Weeks, months, and now years have gone by since Mark and I got married and started this journey together. I didn't see how difficult and conflicting this role would be. How I can be the mom that my daughter tells with blind determination that she hates my outfit in the morning, and also calls at 3 pm tearfully telling me that she loves me so much and begging me to come home early. How I am the wife that tells my husband I love him and then watches him on the phone every night and wants to take a frying pan to his head and say "WHO CARES!! This is your daughter, here and now, relish in her and get off the phone!" How I get to be the mother than goes to Martin's at 9:45 at night to return two containers of milk that was dated July 8th but was clearly sour when we opened it yesterday, then wonder what would happen if I just turned right instead of left out of the parking lot, and drove away, far away, instead of returning home. Would they miss me? Would she brush her teeth instead of me chasing her as she slithers down the hall like a snake every night? Would my husband grab me in an embrace and kiss me like he did before we were married and promise to get off the phone, get off the computer, put away the crossword, and just talk to me?
Sometimes I get tired, very tired, of holding all the pieces together. The roles exhaust me. I hate hearing my own voice count 1-2-3 over and over and over again in the bedtime routine, or asking Mark the same question over and over again while he focuses on the episode of Criminal Intent. Sure TV is an escape. But I am not allowed an escape, I want to plead. I just read the Parent's Magazine article about the young child who had her lower intestine pulled out by the drain of a baby pool -- isn't this issue more important right now? Don't you want to talk about it, don't you want to call our pool, don't you want to inspect the drains? Aren't you scared, so very scared, that this could be us. Aren't you terrified like I am that we won't be able to protect her every minute of every day for the rest of her life? How come you are not scared? Maybe because you know that I am? That I will monitor things. Because I always do.
I got ready to go to bed, but before I did, I went out to get the recycling container and looked up at the moon. It was huge, like a big ripe honeydew melon just perched atop the trees at the end of our street. For a moment as I was watching it, I wondered if I should wake Sadie up to see it. She would think it was neat, it was so big and bright. She would want to fly there. She would want me to promise that we could, and we would be safe in doing so. We are a team these days, and it would be an adventure, Mommy and Sadie flying to the moon.

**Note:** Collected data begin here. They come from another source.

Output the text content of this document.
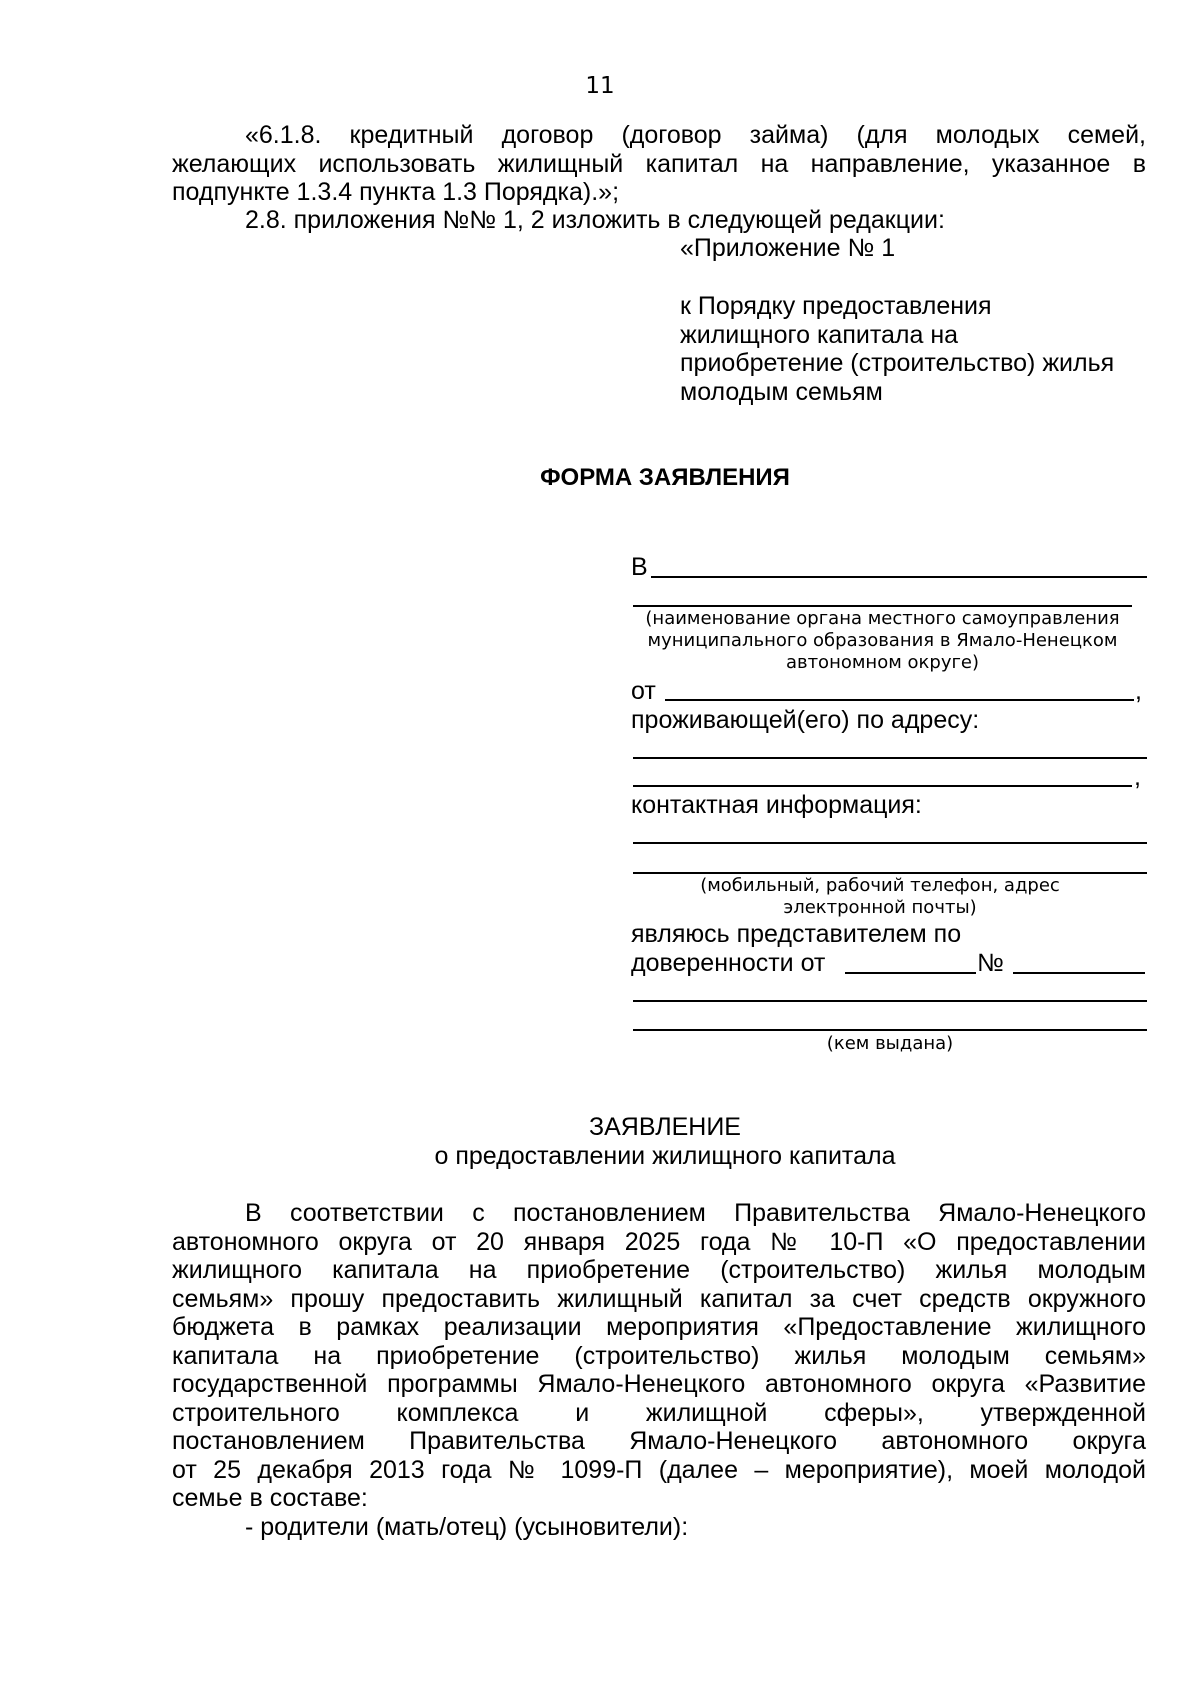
11
«6.1.8. кредитный договор (договор займа) (для молодых семей,
желающих использовать жилищный капитал на направление, указанное в
подпункте 1.3.4 пункта 1.3 Порядка).»;
2.8. приложения №№ 1, 2 изложить в следующей редакции:
«Приложение № 1
к Порядку предоставления
жилищного капитала на
приобретение (строительство) жилья
молодым семьям
ФОРМА ЗАЯВЛЕНИЯ
В
(наименование органа местного самоуправления
муниципального образования в Ямало-Ненецком
автономном округе)
от	,
проживающей(его) по адресу:
,
контактная информация:
(мобильный, рабочий телефон, адрес
электронной почты)
являюсь представителем по
доверенности от	№
(кем выдана)
ЗАЯВЛЕНИЕ
о предоставлении жилищного капитала
В соответствии с постановлением Правительства Ямало-Ненецкого
автономного округа от 20 января 2025 года № 10-П «О предоставлении
жилищного капитала на приобретение (строительство) жилья молодым
семьям» прошу предоставить жилищный капитал за счет средств окружного
бюджета в рамках реализации мероприятия «Предоставление жилищного
капитала на приобретение (строительство) жилья молодым семьям»
государственной программы Ямало-Ненецкого автономного округа «Развитие
строительного комплекса и жилищной сферы», утвержденной
постановлением Правительства Ямало-Ненецкого автономного округа
от 25 декабря 2013 года № 1099-П (далее – мероприятие), моей молодой
семье в составе:
- родители (мать/отец) (усыновители):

But instead I went inside to get Mark and brought him out to see it. And we looked at it together and marveled in it. No easy answers came to us as we were there. The problems and tasks before us, insurmountable as they appear, are still there. But for a few moments we were the team of Mark and Jill again. It doesn't happen often. But it happens enough to remind me of something remarkable.
This one made me teary! Thank you for writing from your heart and being honest about how you feel!